La motivation de la réalisatrice tient en quelques mots : « Tant que les lions ne raconteront pas eux-mêmes leur histoire, on n’entendra que la version du chasseur », sourit-elle. De l’information au militantisme politique, il n’y a parfois qu’un pas qu’Osvalde s’abstient soigneusement de franchir. « Je ne sais pas si mon dernier film est politiquement orienté. Il traite d’un sujet social et se veut une réflexion sur la manière dont nos pays s’approprient et pratiquent la démocratie », explique-t-elle.

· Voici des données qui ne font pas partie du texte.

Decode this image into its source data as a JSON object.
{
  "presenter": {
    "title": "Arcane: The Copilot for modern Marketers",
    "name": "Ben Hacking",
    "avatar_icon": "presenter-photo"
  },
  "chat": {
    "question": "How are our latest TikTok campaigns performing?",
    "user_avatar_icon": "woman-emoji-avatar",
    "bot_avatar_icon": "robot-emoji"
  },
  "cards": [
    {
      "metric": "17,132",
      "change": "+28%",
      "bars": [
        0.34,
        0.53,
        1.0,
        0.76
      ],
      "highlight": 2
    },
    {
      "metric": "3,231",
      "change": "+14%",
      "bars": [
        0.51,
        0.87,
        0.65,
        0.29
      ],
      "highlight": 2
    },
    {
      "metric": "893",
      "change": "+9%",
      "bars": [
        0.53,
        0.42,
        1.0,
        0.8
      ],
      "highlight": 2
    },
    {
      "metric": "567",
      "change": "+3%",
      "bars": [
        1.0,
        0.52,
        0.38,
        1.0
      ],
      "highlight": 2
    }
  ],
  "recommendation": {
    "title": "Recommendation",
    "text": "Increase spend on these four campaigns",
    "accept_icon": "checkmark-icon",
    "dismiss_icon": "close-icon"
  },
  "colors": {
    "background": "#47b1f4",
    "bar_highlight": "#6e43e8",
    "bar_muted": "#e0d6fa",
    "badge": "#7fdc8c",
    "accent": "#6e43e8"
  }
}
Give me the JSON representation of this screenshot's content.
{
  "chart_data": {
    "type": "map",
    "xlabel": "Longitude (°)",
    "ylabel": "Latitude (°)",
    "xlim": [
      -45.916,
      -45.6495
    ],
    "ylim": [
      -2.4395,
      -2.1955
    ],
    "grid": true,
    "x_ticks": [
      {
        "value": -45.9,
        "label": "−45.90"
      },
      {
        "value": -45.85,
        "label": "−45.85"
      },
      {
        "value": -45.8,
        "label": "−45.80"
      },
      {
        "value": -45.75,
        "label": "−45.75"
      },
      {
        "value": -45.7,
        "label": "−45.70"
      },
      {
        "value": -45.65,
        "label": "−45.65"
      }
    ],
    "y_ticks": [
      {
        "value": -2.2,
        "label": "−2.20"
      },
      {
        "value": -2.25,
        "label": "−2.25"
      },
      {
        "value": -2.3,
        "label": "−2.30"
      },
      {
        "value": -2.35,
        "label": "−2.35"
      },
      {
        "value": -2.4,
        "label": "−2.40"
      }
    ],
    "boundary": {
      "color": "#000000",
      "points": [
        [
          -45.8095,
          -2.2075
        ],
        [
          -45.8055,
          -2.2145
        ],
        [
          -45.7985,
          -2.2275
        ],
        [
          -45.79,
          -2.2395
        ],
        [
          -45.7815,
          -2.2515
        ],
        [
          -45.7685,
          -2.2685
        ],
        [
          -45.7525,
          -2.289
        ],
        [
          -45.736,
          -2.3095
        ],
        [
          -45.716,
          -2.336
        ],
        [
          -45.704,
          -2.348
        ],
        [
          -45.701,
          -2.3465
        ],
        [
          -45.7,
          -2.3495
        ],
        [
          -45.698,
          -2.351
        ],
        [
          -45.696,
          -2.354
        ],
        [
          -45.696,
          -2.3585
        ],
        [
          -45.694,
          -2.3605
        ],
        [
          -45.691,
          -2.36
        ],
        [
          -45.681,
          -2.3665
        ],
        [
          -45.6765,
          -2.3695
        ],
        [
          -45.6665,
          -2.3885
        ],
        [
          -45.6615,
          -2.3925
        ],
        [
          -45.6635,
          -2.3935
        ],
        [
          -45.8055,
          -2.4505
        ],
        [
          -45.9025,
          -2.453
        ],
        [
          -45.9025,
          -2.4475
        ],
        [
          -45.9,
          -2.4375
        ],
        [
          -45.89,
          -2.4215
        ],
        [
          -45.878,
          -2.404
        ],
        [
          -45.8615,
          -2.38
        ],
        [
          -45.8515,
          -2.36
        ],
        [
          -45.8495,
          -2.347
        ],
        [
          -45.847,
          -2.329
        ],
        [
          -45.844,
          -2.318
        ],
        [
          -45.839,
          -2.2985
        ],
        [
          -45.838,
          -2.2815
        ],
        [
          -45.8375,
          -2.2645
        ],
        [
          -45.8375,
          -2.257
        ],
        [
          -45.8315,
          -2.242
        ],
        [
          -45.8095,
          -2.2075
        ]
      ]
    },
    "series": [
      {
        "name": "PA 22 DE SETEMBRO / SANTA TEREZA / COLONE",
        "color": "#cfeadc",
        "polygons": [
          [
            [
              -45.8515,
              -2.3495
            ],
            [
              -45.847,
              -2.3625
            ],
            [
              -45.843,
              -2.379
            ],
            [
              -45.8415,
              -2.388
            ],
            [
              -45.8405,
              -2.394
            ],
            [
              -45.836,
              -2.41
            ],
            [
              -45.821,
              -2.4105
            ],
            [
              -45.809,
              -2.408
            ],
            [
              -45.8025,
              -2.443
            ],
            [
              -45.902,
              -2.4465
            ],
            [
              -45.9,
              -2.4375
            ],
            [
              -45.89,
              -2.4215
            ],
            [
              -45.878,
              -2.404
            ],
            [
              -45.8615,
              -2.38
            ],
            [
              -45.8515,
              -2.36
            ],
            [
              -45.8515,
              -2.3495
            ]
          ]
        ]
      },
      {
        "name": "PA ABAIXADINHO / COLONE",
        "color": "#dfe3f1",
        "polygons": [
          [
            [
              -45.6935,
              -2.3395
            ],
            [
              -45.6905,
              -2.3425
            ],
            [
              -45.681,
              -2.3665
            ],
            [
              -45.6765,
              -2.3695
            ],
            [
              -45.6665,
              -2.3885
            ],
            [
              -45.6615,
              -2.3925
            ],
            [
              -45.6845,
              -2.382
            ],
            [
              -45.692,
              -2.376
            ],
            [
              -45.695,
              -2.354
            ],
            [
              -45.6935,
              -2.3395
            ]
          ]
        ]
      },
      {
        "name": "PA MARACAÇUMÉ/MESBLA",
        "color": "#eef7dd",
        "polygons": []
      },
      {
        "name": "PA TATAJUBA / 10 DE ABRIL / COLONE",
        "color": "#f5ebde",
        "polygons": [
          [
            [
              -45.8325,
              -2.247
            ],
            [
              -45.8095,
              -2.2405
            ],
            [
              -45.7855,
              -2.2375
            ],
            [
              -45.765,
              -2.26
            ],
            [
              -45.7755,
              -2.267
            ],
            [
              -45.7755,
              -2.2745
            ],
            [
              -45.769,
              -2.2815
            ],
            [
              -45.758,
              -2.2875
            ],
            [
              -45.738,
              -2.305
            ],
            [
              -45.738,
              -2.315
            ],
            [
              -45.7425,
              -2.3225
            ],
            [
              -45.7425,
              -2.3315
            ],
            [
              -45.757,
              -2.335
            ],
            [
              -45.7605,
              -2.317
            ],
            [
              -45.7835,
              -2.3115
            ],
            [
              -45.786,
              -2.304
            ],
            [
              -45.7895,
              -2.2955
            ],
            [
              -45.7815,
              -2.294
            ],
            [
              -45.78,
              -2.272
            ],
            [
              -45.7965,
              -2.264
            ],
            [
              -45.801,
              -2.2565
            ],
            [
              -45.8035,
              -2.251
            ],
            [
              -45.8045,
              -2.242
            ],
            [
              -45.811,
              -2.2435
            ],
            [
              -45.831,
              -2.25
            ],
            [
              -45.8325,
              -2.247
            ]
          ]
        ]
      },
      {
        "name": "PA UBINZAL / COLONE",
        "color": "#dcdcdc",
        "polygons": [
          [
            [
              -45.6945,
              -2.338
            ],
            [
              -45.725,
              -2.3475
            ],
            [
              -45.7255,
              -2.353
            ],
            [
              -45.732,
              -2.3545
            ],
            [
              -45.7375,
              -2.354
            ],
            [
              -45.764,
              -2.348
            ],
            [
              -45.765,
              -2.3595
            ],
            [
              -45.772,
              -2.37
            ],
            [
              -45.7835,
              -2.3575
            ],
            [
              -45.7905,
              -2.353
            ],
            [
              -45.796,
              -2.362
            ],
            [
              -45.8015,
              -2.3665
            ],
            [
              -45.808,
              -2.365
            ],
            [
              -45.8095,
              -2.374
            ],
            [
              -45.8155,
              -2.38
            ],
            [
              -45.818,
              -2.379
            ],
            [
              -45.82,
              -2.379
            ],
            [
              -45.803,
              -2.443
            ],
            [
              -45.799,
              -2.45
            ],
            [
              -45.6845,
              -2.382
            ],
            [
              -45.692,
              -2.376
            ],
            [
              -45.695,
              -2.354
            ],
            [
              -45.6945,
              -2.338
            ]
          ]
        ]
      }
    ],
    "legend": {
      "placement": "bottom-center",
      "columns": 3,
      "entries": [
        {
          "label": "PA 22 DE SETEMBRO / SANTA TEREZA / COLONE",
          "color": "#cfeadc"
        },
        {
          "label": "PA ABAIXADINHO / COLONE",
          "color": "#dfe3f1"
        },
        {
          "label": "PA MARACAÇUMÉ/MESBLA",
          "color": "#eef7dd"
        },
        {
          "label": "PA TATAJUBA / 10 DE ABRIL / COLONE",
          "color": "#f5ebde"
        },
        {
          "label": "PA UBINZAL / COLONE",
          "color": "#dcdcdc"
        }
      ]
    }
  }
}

Malgré ce succès, qu’elle savoure sans exubérance, la jeune femme n’est pas du genre à s’endormir sur ses lauriers. Ses journées sont hyperchargées, mais elle ne s’en plaint pas. Sa soif de connaissance la pousse en permanence à se fixer de nouveaux défis.
Elle devait entamer, cette rentrée, la deuxième année d’un master en management des industries culturelles, option audiovisuel et cinéma, à Sciences-Po Paris. Mais peut-être sera-t-elle contrainte d’y renoncer, au moins provisoirement : elle risque de devoir prochainement plier bagage pour s’installer à l’autre bout de la planète, à Moroni, dans l’archipel des Comores, où son époux vient d’être nommé ambassadeur de France.